Le climat de psychose a atteint son paroxysme mardi dernier, lorsqu’un braquage à main armée a visé des collecteurs entre Niadio et Boussoloum, dans la commune de Boutoupa Camaracounda (Ziguinchor). Les assaillants sont repartis avec près de 30 millions de francs CFA, installant un profond sentiment d’insécurité parmi les acteurs de la filière.
« On ne sent pas la présence de l’État à nos côtés », dénoncent plusieurs collecteurs, qui accusent le gouvernement de laisser la filière livrée à elle-même.
Pour Boubacar Konta, président de l’Interprofession Cajou Sénégal, ce drame est le résultat direct du manque de structuration de la campagne. Aucun Conseil régional de développement (CRD) n’a été organisé, alors qu’il aurait permis de planifier les actions de sécurité et d’impliquer les forces de l’ordre.
Autre point de discorde : le ministre du Commerce, attendu pour lancer officiellement la campagne, brille toujours par son absence. Une attitude jugée inacceptable par les professionnels, dans un contexte aussi tendu.
Les unités de transformation, déjà fragilisées par la baisse des rendements, réclament un stock de sécurité de 7.000 tonnes pour maintenir leurs activités et préserver les milliers d’emplois locaux. Faute de soutien, elles craignent de devoir fermer leurs portes.
En l’espace d’une semaine, le kilo de noix d’anacarde est passé de 800 à 600 francs CFA, entraînant des pertes importantes pour les collecteurs, souvent endettés auprès des banques.
« Si rien n’est fait, ce sera comme en 2022 : faillites en chaîne, dettes impayées, collecteurs en prison », prévient M. Konta.
Malgré les instructions claires du Premier ministre Ousmane Sonko lors du dernier Conseil interministériel pour sécuriser la chaîne d’exportation, aucune mesure concrète n’a été prise, selon les acteurs de la filière.

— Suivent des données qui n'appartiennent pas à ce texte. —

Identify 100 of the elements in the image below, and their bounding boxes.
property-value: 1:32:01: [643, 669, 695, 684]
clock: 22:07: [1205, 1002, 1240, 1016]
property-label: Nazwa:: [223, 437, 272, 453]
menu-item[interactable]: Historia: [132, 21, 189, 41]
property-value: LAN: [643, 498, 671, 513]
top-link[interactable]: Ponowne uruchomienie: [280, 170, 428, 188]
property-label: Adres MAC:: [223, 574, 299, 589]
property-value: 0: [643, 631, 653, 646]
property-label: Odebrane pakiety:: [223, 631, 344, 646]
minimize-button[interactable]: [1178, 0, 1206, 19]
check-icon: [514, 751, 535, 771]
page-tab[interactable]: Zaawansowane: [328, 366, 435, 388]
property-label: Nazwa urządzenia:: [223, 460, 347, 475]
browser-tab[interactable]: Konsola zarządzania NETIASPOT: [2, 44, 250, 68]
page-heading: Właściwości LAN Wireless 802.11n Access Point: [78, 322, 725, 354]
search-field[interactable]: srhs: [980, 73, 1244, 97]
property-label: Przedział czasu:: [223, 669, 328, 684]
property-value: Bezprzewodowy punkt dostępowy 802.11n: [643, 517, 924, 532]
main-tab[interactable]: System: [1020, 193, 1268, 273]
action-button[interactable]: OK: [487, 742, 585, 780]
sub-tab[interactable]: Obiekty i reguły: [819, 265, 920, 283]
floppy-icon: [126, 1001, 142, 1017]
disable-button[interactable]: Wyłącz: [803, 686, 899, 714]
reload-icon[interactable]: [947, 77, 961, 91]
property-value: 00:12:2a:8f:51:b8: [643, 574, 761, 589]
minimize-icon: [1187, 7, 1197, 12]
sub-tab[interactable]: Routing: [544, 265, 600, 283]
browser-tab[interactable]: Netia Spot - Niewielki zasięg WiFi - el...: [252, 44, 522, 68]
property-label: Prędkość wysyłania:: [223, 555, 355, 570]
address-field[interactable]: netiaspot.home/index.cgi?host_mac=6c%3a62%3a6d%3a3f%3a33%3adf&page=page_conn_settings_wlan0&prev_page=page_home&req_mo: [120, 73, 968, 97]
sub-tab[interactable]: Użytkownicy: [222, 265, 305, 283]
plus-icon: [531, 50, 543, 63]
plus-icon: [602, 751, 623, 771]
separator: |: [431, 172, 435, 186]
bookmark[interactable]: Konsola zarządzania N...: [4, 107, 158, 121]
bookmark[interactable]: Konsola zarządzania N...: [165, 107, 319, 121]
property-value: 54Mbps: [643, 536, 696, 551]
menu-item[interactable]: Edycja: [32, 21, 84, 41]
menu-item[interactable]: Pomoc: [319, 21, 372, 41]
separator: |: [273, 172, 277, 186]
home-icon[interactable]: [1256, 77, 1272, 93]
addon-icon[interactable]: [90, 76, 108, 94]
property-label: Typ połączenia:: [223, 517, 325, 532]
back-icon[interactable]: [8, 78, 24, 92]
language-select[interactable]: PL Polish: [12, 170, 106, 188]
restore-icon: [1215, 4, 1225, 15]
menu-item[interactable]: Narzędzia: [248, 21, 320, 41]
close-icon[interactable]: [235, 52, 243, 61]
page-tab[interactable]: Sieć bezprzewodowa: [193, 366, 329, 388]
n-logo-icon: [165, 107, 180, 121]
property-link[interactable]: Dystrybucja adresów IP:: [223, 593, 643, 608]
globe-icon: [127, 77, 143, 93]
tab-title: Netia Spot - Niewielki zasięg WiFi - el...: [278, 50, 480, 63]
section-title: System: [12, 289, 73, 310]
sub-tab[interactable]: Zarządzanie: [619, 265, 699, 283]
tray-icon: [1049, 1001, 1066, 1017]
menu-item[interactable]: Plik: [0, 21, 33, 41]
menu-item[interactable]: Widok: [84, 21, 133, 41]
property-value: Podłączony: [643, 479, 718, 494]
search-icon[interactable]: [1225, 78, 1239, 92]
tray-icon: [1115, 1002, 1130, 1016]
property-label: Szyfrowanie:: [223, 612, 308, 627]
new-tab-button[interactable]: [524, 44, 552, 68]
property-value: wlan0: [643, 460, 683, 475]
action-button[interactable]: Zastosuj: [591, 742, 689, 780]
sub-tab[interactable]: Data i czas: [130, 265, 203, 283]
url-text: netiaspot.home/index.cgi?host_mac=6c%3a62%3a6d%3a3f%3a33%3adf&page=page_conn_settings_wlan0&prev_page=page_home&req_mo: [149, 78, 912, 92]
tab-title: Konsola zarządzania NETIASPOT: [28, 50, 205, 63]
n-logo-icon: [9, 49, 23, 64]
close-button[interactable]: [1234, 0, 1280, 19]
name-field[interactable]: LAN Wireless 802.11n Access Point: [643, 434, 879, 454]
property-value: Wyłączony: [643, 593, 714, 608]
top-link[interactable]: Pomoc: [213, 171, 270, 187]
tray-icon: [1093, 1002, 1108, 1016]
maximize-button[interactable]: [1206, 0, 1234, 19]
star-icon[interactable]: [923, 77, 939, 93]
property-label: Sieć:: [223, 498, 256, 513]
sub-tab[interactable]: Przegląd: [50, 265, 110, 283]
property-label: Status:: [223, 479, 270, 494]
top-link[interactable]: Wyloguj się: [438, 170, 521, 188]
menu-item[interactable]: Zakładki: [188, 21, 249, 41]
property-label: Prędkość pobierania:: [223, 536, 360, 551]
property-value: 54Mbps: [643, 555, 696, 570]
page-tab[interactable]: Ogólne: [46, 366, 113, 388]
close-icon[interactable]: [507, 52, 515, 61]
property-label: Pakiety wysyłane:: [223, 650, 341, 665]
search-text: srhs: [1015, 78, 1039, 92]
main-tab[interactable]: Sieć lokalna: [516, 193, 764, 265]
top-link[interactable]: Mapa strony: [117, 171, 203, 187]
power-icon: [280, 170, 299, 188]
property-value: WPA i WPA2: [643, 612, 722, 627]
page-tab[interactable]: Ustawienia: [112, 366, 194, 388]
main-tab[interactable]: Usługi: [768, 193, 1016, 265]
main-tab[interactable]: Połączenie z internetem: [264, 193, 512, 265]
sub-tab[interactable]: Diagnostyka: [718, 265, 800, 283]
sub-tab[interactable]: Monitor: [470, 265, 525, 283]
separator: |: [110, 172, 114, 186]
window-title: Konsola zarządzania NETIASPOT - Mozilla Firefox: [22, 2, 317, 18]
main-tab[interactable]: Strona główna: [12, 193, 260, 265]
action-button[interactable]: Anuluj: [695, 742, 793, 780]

« Nous avions placé beaucoup d’espoir dans ce gouvernement dirigé par un fils de la région. Aujourd’hui, c’est le KO total. La filière est à l’agonie », déplore le président de l’interprofession, qui appelle à des actions urgentes et ciblées.

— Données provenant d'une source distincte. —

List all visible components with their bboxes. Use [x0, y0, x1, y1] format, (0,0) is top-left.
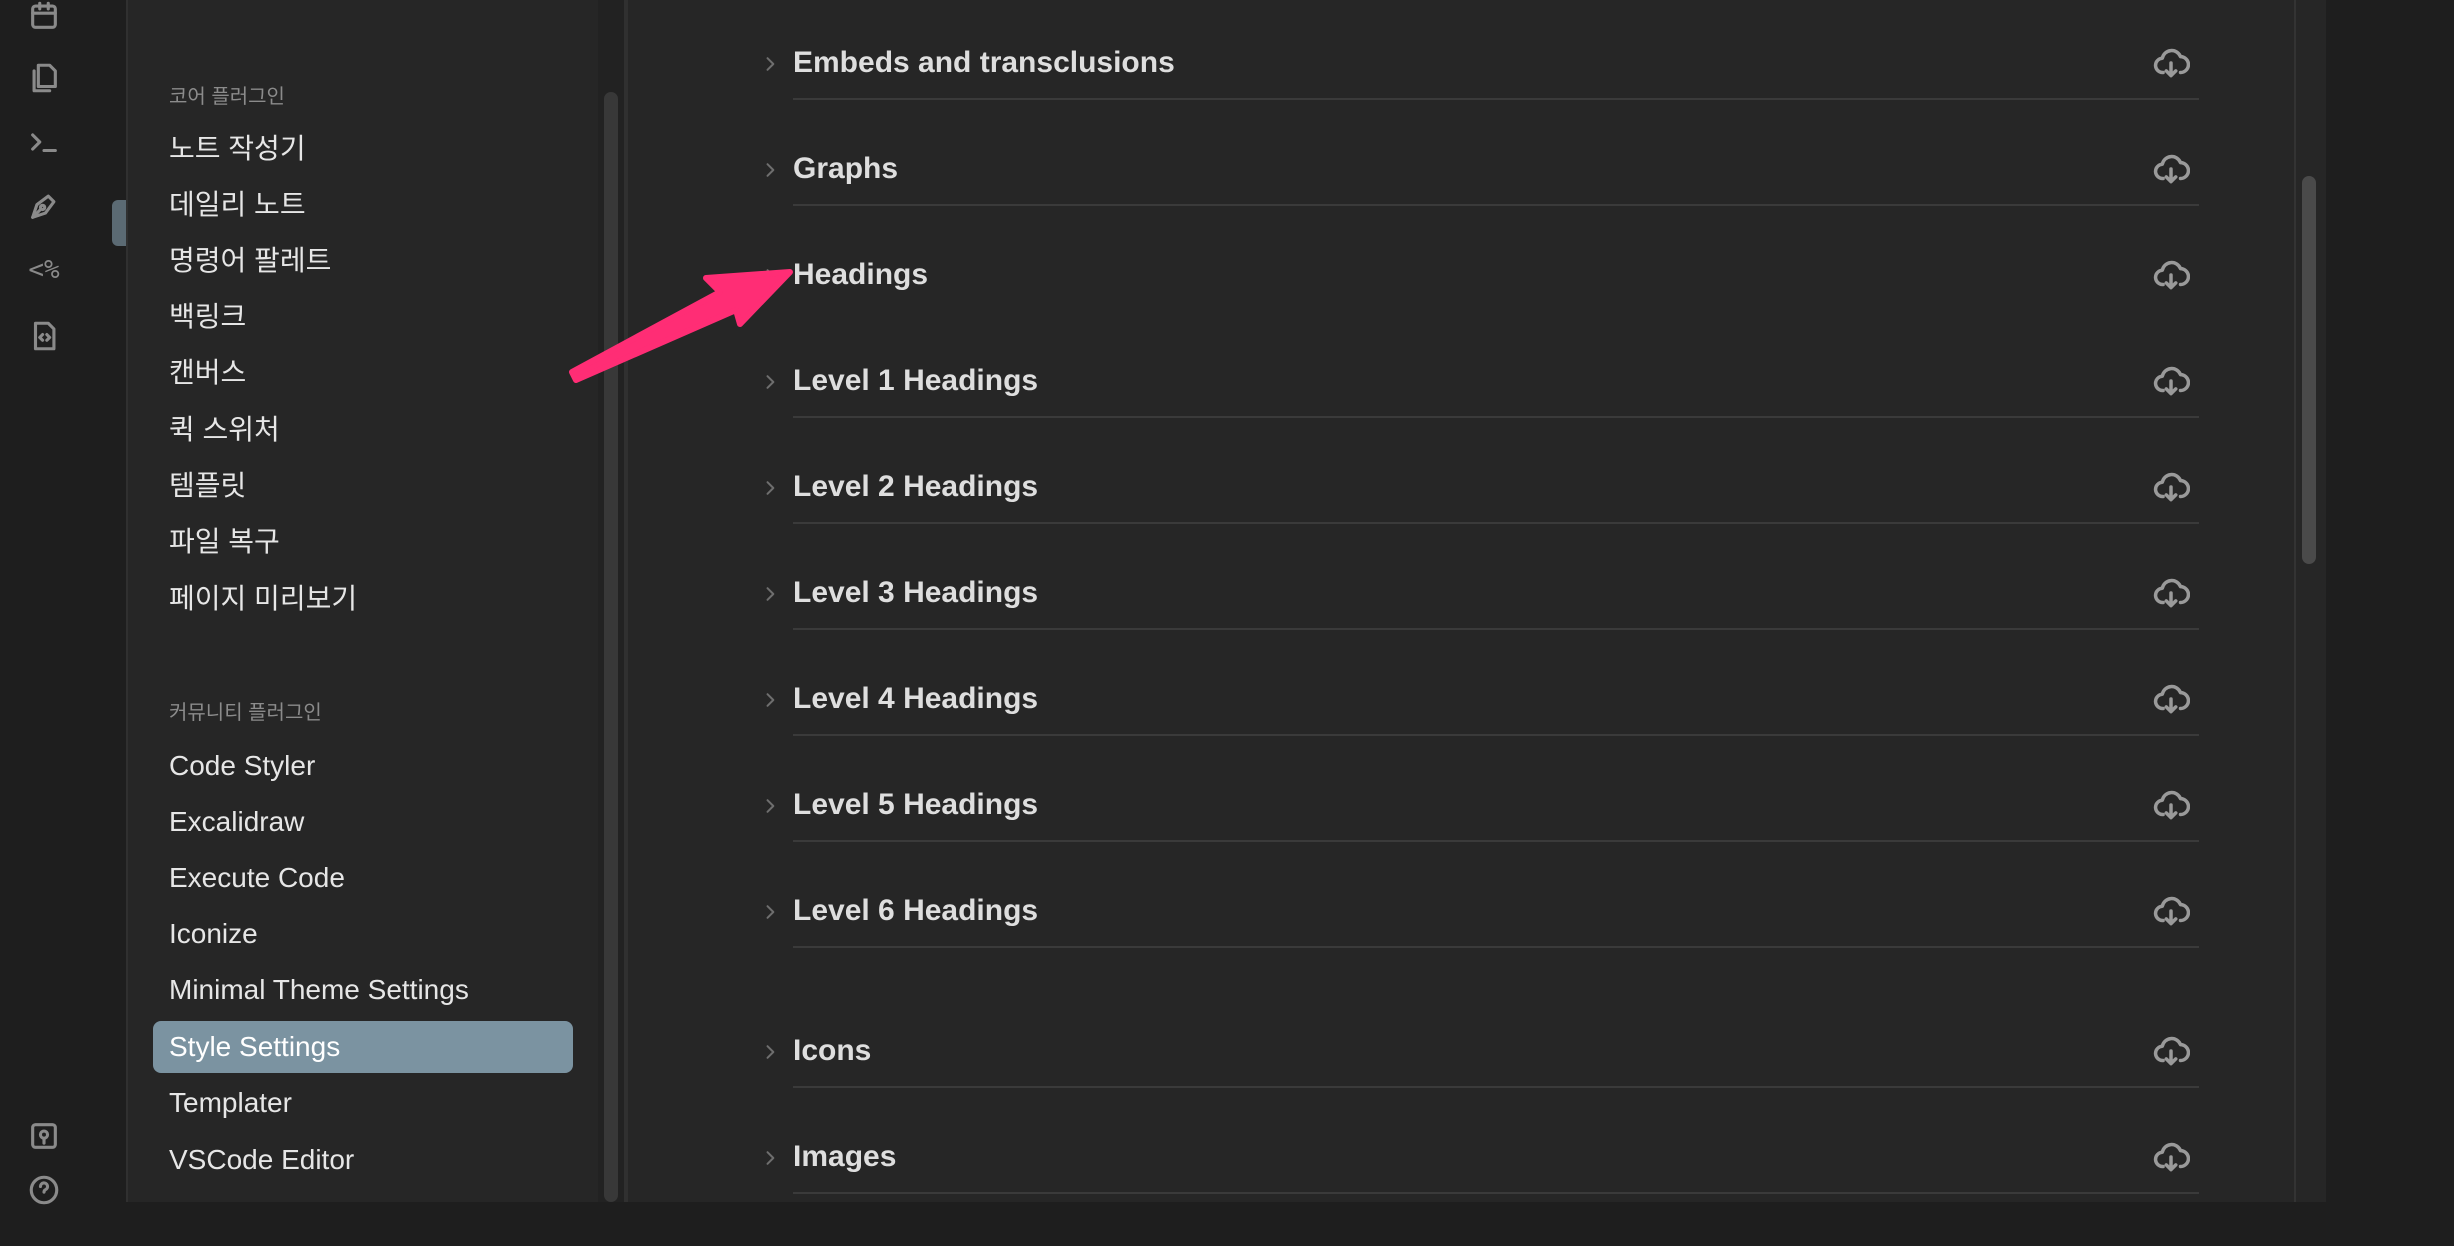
- section-label: Images: [793, 1140, 897, 1173]
- chevron-right-icon: [760, 1148, 780, 1168]
- core-plugins-header: 코어 플러그인: [169, 86, 285, 108]
- sidebar-item-execute-code[interactable]: Execute Code: [153, 852, 573, 904]
- sidebar-item-style-settings[interactable]: Style Settings: [153, 1021, 573, 1073]
- sidebar-item-templater[interactable]: Templater: [153, 1077, 573, 1129]
- section-icons[interactable]: Icons: [760, 1034, 2200, 1140]
- sidebar-item-page-preview[interactable]: 페이지 미리보기: [153, 573, 573, 625]
- divider: [793, 734, 2199, 736]
- right-background: [2326, 0, 2454, 1202]
- chevron-right-icon: [760, 902, 780, 922]
- section-headings[interactable]: Headings: [760, 258, 2200, 364]
- chevron-right-icon: [760, 160, 780, 180]
- sidebar-item-daily-notes[interactable]: 데일리 노트: [153, 179, 573, 231]
- divider: [793, 628, 2199, 630]
- sidebar-item-backlinks[interactable]: 백링크: [153, 291, 573, 343]
- cloud-download-icon[interactable]: [2152, 1032, 2192, 1072]
- divider: [793, 522, 2199, 524]
- chevron-right-icon: [760, 690, 780, 710]
- terminal-icon[interactable]: [24, 122, 64, 162]
- help-icon[interactable]: [24, 1170, 64, 1210]
- section-level-5-headings[interactable]: Level 5 Headings: [760, 788, 2200, 894]
- divider: [793, 1192, 2199, 1194]
- sidebar-item-excalidraw[interactable]: Excalidraw: [153, 796, 573, 848]
- cloud-download-icon[interactable]: [2152, 362, 2192, 402]
- sidebar-item-templates[interactable]: 템플릿: [153, 460, 573, 512]
- sidebar-item-vscode-editor[interactable]: VSCode Editor: [153, 1134, 573, 1186]
- section-embeds[interactable]: Embeds and transclusions: [760, 46, 2200, 152]
- templater-icon[interactable]: <%: [24, 250, 64, 290]
- left-ribbon: <%: [0, 0, 86, 1205]
- section-label: Level 5 Headings: [793, 788, 1039, 821]
- calendar-icon[interactable]: [24, 0, 64, 36]
- divider: [793, 416, 2199, 418]
- cloud-download-icon[interactable]: [2152, 892, 2192, 932]
- section-level-4-headings[interactable]: Level 4 Headings: [760, 682, 2200, 788]
- section-label: Level 6 Headings: [793, 894, 1039, 927]
- content-scrollbar[interactable]: [2302, 176, 2316, 564]
- cloud-download-icon[interactable]: [2152, 786, 2192, 826]
- chevron-right-icon: [760, 796, 780, 816]
- cloud-download-icon[interactable]: [2152, 150, 2192, 190]
- chevron-right-icon: [760, 478, 780, 498]
- section-level-3-headings[interactable]: Level 3 Headings: [760, 576, 2200, 682]
- content-border: [624, 0, 628, 1202]
- cloud-download-icon[interactable]: [2152, 574, 2192, 614]
- divider: [793, 840, 2199, 842]
- section-label: Icons: [793, 1034, 872, 1067]
- section-label: Level 3 Headings: [793, 576, 1039, 609]
- community-plugins-header: 커뮤니티 플러그인: [169, 702, 322, 724]
- section-level-1-headings[interactable]: Level 1 Headings: [760, 364, 2200, 470]
- sidebar-item-note-composer[interactable]: 노트 작성기: [153, 123, 573, 175]
- section-label: Embeds and transclusions: [793, 46, 1175, 79]
- chevron-right-icon: [760, 266, 780, 286]
- templater-glyph: <%: [28, 255, 60, 285]
- section-images[interactable]: Images: [760, 1140, 2200, 1246]
- map-pin-icon[interactable]: [24, 1116, 64, 1156]
- sidebar-item-quick-switcher[interactable]: 퀵 스위처: [153, 404, 573, 456]
- sidebar-item-minimal-theme-settings[interactable]: Minimal Theme Settings: [153, 964, 573, 1016]
- ribbon-active-indicator: [112, 200, 126, 246]
- divider: [793, 946, 2199, 948]
- sidebar-item-code-styler[interactable]: Code Styler: [153, 740, 573, 792]
- divider: [793, 98, 2199, 100]
- sidebar-item-file-recovery[interactable]: 파일 복구: [153, 516, 573, 568]
- chevron-right-icon: [760, 54, 780, 74]
- sidebar-item-iconize[interactable]: Iconize: [153, 908, 573, 960]
- files-icon[interactable]: [24, 58, 64, 98]
- section-label: Headings: [793, 258, 929, 291]
- file-code-icon[interactable]: [24, 316, 64, 356]
- section-level-2-headings[interactable]: Level 2 Headings: [760, 470, 2200, 576]
- cloud-download-icon[interactable]: [2152, 680, 2192, 720]
- divider: [793, 204, 2199, 206]
- pen-tool-icon[interactable]: [24, 186, 64, 226]
- section-graphs[interactable]: Graphs: [760, 152, 2200, 258]
- sidebar-scrollbar[interactable]: [604, 92, 618, 1202]
- section-label: Level 1 Headings: [793, 364, 1039, 397]
- section-label: Graphs: [793, 152, 899, 185]
- section-label: Level 4 Headings: [793, 682, 1039, 715]
- section-level-6-headings[interactable]: Level 6 Headings: [760, 894, 2200, 1000]
- cloud-download-icon[interactable]: [2152, 468, 2192, 508]
- section-label: Level 2 Headings: [793, 470, 1039, 503]
- cloud-download-icon[interactable]: [2152, 44, 2192, 84]
- sidebar-item-command-palette[interactable]: 명령어 팔레트: [153, 235, 573, 287]
- cloud-download-icon[interactable]: [2152, 1138, 2192, 1178]
- sidebar-item-canvas[interactable]: 캔버스: [153, 347, 573, 399]
- chevron-right-icon: [760, 1042, 780, 1062]
- chevron-right-icon: [760, 584, 780, 604]
- divider: [793, 1086, 2199, 1088]
- chevron-right-icon: [760, 372, 780, 392]
- cloud-download-icon[interactable]: [2152, 256, 2192, 296]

La filière cajou représente plus de 100.000 tonnes de production annuelle et génère environ 80 milliards de francs CFA, faisant vivre des milliers de familles dans le sud du pays. Pourtant, elle se trouve aujourd’hui au bord de l’effondrement.
Les professionnels lancent un appel pressant à l’État pour qu’il prenne ses responsabilités avant qu’il ne soit trop tard. Il y va de la survie d’un secteur stratégique, mais aussi de la stabilité économique et sociale de toute une région.